Take Occam’s razor, which is a principle developed in the 14th century by Franciscan friar and logician William of Occam. His “law of parsimony” is basically translated (from Latin) as “entities must not be multiplied beyond necessity.” (In other words, keep it simple.)
Albert Einstein famously stated a similar rule as “Make everything as simple as possible, but not simpler.” Though not a scientific law itself, Occam’s razor tends to guide how scientists formulate their theories.
In some ways, string theory seems to violate Occam’s razor. For example, in order for string theory to work, it requires the addition of a lot of odd components, such as extra dimensions and new particles, which scientists haven’t actually observed yet. However, if these components are indeed necessary, then string theory is in accord with Occam’s razor.

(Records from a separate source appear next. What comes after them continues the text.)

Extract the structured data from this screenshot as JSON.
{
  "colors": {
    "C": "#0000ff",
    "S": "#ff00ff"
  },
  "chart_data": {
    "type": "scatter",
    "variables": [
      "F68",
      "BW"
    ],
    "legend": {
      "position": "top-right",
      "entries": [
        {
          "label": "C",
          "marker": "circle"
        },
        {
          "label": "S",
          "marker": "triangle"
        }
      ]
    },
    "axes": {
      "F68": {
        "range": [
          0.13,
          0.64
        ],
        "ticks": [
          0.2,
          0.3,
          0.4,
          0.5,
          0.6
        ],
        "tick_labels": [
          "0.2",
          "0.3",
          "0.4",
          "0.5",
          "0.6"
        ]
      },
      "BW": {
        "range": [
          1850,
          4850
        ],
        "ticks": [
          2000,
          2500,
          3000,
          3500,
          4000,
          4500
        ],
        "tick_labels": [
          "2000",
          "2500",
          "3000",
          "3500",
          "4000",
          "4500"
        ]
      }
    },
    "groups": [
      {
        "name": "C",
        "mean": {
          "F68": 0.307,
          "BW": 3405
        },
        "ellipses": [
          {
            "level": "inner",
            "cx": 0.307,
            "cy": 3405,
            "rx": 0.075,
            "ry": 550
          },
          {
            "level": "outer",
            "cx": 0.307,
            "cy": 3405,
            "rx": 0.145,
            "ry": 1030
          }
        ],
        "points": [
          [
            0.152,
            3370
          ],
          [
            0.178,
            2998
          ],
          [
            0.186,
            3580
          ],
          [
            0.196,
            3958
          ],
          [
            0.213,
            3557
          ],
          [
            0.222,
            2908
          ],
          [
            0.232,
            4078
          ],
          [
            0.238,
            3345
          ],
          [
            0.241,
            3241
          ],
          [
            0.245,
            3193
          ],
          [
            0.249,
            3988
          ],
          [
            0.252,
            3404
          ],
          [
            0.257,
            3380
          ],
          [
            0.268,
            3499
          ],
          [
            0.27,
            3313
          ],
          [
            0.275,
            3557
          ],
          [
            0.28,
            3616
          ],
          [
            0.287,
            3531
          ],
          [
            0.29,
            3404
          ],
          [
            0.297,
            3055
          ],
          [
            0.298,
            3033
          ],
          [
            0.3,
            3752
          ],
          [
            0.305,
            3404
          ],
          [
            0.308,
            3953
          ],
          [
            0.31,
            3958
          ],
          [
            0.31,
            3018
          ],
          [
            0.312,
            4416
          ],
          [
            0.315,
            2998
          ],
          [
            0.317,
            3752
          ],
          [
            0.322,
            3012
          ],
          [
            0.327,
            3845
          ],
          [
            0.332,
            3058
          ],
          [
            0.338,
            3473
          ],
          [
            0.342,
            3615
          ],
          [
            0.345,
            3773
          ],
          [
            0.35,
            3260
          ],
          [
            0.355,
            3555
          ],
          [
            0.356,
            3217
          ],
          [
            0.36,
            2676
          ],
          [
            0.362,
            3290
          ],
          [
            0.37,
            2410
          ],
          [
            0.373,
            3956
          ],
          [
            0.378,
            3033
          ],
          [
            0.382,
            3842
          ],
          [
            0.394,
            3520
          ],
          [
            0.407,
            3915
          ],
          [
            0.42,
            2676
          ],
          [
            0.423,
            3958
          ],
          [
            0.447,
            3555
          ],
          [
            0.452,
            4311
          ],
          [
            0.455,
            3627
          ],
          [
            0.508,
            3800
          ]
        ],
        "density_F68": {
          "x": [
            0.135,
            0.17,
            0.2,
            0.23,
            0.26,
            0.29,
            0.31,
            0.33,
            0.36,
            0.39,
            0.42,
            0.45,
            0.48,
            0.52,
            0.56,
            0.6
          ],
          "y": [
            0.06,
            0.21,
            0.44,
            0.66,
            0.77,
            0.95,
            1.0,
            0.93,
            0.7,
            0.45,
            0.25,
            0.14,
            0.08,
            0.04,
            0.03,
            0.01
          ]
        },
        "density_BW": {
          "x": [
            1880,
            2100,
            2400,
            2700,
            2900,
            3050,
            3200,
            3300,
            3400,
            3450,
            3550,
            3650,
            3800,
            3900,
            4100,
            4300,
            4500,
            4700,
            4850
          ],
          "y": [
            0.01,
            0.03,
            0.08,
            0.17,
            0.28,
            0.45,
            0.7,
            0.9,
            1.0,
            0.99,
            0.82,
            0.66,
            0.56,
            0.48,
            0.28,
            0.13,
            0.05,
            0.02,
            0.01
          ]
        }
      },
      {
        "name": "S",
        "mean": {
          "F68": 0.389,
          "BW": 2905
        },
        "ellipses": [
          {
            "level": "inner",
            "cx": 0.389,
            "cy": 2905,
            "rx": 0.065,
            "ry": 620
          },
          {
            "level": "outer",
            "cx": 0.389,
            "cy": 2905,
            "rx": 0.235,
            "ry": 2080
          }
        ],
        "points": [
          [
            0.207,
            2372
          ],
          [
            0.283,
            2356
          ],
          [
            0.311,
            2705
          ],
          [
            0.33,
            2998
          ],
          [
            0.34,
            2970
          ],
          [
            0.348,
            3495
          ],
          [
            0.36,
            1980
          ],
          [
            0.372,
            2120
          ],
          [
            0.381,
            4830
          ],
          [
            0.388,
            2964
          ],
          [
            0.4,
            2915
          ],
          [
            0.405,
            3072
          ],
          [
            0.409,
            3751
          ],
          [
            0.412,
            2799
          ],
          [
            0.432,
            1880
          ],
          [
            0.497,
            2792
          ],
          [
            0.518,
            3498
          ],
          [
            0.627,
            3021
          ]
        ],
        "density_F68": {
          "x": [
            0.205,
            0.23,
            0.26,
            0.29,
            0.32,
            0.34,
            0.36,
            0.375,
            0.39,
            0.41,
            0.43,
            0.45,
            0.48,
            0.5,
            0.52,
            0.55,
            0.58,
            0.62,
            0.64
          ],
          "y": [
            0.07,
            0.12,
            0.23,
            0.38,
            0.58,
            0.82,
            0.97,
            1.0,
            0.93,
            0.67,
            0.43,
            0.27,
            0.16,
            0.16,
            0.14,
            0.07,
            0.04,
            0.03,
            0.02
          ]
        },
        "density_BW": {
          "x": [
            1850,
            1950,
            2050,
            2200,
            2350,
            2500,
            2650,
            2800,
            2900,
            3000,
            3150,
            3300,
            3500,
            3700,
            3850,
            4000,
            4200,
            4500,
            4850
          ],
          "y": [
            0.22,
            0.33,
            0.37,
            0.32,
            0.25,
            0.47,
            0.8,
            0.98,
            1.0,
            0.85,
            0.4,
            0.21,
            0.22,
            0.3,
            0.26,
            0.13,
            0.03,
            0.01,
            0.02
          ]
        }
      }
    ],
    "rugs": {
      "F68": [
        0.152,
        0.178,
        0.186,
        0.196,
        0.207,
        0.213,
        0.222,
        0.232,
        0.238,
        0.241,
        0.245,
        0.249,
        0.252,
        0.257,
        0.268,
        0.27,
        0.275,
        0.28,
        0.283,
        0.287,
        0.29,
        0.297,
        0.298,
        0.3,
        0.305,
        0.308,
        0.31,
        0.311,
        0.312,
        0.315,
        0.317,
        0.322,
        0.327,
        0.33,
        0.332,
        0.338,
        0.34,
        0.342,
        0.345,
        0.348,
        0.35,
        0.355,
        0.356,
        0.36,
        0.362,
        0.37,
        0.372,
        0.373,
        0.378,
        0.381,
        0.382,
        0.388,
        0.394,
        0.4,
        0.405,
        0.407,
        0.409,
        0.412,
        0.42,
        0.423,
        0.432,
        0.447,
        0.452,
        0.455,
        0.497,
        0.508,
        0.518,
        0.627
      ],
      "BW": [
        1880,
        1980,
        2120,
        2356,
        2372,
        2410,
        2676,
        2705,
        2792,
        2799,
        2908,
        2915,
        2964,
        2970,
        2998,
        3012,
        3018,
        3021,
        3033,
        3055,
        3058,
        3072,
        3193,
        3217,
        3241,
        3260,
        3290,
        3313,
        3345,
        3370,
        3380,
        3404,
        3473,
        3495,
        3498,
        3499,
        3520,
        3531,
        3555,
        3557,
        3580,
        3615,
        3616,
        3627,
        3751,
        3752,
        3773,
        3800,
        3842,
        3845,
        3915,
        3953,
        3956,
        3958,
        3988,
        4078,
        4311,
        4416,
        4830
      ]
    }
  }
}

Some people believe that science is purely objective. And, of course, science is objective in the sense that anyone can apply the principles of science in the same way and get the same results. But the idea that scientists are themselves inherently objective is a nice thought, but it’s about as true as the notion of pure objectivity in journalism.
The debate over string theory demonstrates that the discussion isn’t always purely objective. At its core, the debate is over different opinions about how to view science.
In truth, scientists make choices continually that are subjective, such as which questions to pursue. For example, when string theory founder Leonard Susskind met Nobel Prize winner Murray Gell-Mann, Gell-Mann laughed at the very idea of vibrating strings. Two years later, Gell-Mann wanted to hear more about it.
In other words, physicists are people. They have learned a difficult discipline, but this doesn’t make them infallible or immune to pride, passion, or any other human foible. The motivation for their decisions may be financial, aesthetic, personal, or any other reason that influences human decisions.
The degree to which a scientist relies on theory versus experiment in guiding his activities is another subjective choice. Einstein, for example, spoke of the ways in which only the “free inventions of the mind” (pure physical principles, conceived in the mind and aided by the precise application of mathematics) could be used to perceive the deeper truths of nature in ways that pure experiment never could.
Of course, had experiments never confirmed his “free inventions,” it’s unlikely that anyone would be citing him a century later.